Telletopia Aims to Create a Better Aereo

Aereo took on the broadcast-TV industry with an offering that sidestepped retransmission-consent fees and lost. Big time.

By the time Aereo said it was willing to play ball, it was too late — the startup was forced to shut down its service, ran out of money and found itself completely out of business.

Telletopia Foundation, a nonprofit startup based in San Diego, promises to do it better, offering a legal service that can deliver broadcast-TV stations over-the-top to Internet-connected devices, while also offering retransmission-consent payments to station owners.

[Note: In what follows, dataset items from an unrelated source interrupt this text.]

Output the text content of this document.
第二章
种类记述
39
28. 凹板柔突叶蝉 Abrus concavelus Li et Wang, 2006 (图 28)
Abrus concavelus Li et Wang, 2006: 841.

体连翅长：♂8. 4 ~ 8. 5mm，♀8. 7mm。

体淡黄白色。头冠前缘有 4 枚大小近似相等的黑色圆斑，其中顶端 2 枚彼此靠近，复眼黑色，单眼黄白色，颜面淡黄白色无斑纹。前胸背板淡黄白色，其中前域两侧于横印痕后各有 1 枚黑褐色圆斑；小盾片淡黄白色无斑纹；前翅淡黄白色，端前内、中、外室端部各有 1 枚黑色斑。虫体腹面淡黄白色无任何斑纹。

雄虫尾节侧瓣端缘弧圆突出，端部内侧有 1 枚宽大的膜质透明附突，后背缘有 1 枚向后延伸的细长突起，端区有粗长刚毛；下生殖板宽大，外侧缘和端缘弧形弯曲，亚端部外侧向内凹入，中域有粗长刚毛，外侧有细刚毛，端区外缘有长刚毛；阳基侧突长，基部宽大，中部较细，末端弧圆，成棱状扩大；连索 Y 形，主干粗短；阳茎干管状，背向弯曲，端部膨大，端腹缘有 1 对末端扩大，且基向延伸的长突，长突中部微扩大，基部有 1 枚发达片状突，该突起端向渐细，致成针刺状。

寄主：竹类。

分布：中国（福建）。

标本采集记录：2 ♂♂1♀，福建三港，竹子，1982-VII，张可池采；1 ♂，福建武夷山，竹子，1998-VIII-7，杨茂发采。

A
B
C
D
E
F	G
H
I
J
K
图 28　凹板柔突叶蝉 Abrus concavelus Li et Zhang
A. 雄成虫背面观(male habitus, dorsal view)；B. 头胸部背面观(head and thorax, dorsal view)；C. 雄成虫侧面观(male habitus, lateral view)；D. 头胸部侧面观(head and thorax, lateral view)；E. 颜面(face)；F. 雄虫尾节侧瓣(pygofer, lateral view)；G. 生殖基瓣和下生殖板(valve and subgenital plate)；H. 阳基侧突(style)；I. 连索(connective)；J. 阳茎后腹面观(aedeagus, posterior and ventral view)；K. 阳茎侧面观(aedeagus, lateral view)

“If there’s a way to do this and move the industry to the Internet without picking so many fights and making a lot more friends, we think that’s the best approach,” Telletopia CEO and co-founder Gary Koerper said.

Telletopia has met with broadcasters on their concerns, Koerper said, and chief among them, of course, is getting paid for retrans.

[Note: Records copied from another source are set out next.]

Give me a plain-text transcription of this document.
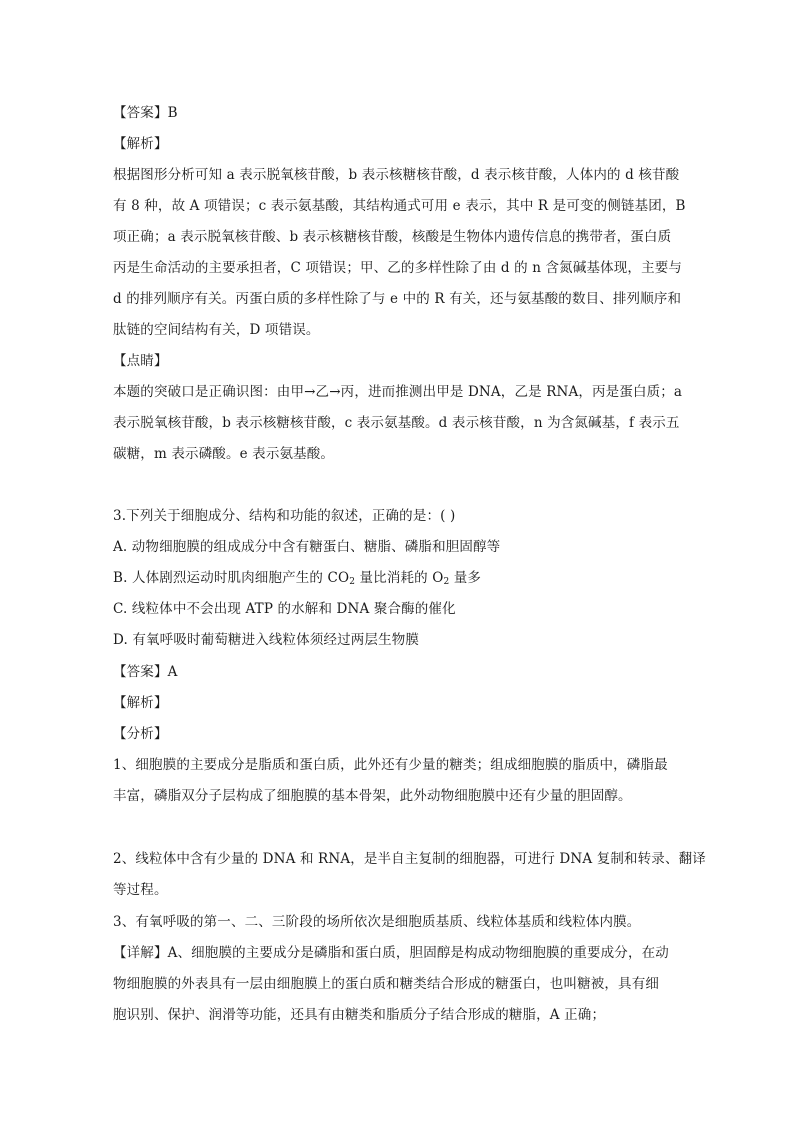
【答案】B
【解析】
根据图形分析可知 a 表示脱氧核苷酸，b 表示核糖核苷酸，d 表示核苷酸，人体内的 d 核苷酸
有 8 种，故 A 项错误；c 表示氨基酸，其结构通式可用 e 表示，其中 R 是可变的侧链基团，B
项正确；a 表示脱氧核苷酸、b 表示核糖核苷酸，核酸是生物体内遗传信息的携带者，蛋白质
丙是生命活动的主要承担者，C 项错误；甲、乙的多样性除了由 d 的 n 含氮碱基体现，主要与
d 的排列顺序有关。丙蛋白质的多样性除了与 e 中的 R 有关，还与氨基酸的数目、排列顺序和
肽链的空间结构有关，D 项错误。
【点睛】
本题的突破口是正确识图：由甲→乙→丙，进而推测出甲是 DNA，乙是 RNA，丙是蛋白质；a
表示脱氧核苷酸，b 表示核糖核苷酸，c 表示氨基酸。d 表示核苷酸，n 为含氮碱基，f 表示五
碳糖，m 表示磷酸。e 表示氨基酸。
3.下列关于细胞成分、结构和功能的叙述，正确的是：( )
A. 动物细胞膜的组成成分中含有糖蛋白、糖脂、磷脂和胆固醇等
B. 人体剧烈运动时肌肉细胞产生的 $CO_2$ 量比消耗的 $O_2$ 量多
C. 线粒体中不会出现 ATP 的水解和 DNA 聚合酶的催化
D. 有氧呼吸时葡萄糖进入线粒体须经过两层生物膜
【答案】A
【解析】
【分析】
1、细胞膜的主要成分是脂质和蛋白质，此外还有少量的糖类；组成细胞膜的脂质中，磷脂最
丰富，磷脂双分子层构成了细胞膜的基本骨架，此外动物细胞膜中还有少量的胆固醇。
2、线粒体中含有少量的 DNA 和 RNA，是半自主复制的细胞器，可进行 DNA 复制和转录、翻译
等过程。
3、有氧呼吸的第一、二、三阶段的场所依次是细胞质基质、线粒体基质和线粒体内膜。
【详解】A、细胞膜的主要成分是磷脂和蛋白质，胆固醇是构成动物细胞膜的重要成分，在动
物细胞膜的外表具有一层由细胞膜上的蛋白质和糖类结合形成的糖蛋白，也叫糖被，具有细
胞识别、保护、润滑等功能，还具有由糖类和脂质分子结合形成的糖脂，A 正确；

But its whole approach hinges on an upcoming Federal Communications Commission vote that seeks to define some online video distributors as multichannel video programming distributors (MVPDs) that can then be eligible for retransmission agreements. Telletopia, a nonprofit organization, also hopes to achieve that through an exemption from the FCC’s compulsory license, which allows MVPDs to retransmit all of a TV station’s copyrighted programming.

It’s the exemption from that license offers the potential for “a simple solution to an amazingly complex problem,” he said.

But Koerper acknowledged that the FCC vote is the “most critical issue” to Telletopia’s future.

He said OTT services, like Netflix, don’t need MVPD status, but when it comes to distributing local broadcast TV stations over the Internet, “there’s absolutely a problem, and it comes from government regulation” tied to compulsory licenses and how MVPDs are defined.

“That’s what we’re telling them [the FCC] they need to step in and fix,” he said.

Telletopia believes it has a technology platform that will be much easier to deploy and less expensive than the one Aereo built, which relied on strategically placed arrays of tiny digital antennas and an underlying content delivery platform.

Telletopia’s proposed architecture “is pretty darn simple,” Koerper, a former Comcast, Qualcomm and Motorola executive, said.

The plan is to establish local ingest and transcoding systems in each market that can receive the over-the-air TV signals or obtain direct IP feeds from the broadcasters and turn them into RTMP (real time messaging protocol) streams. Those are then handed off to Akamai, which will package them as HTTP Live Streaming (HLS) streams and deliver them on to the viewer’s smartphone, PC or tablet.

The first product that Telletopia has built is browser-based, but creating native apps for TV-connected platforms “is a logical next step for us,” Koerper said. Telletopia is also eyeing a cloud DVR for a “2.0” version of its platform.

While going direct-to-consumer — and hitting on the nation’s 10 million broadband-only customers — is part of the plan, Telletopia is also holding talks with independent cable operators that are struggling to keep video services profitable in the current, challenging retransmisson-consent landscape.

“The one problem for them is local broadcast, so that’s what I think we solve for them,” he said.

Pending the FCC vote, Telletopia’s goal is to launch in 14 TV markets in California in the first half of 2016, starting with a package of local broadcast stations.

From there, Telletopia will look to kick off social crowdfunding campaigns, through programs such as Indiegogo, to generate funding that can fuel future expansion.

“We’re pretty passionate about doing this despite there not being a big IPO at the end of this,” Koerper said.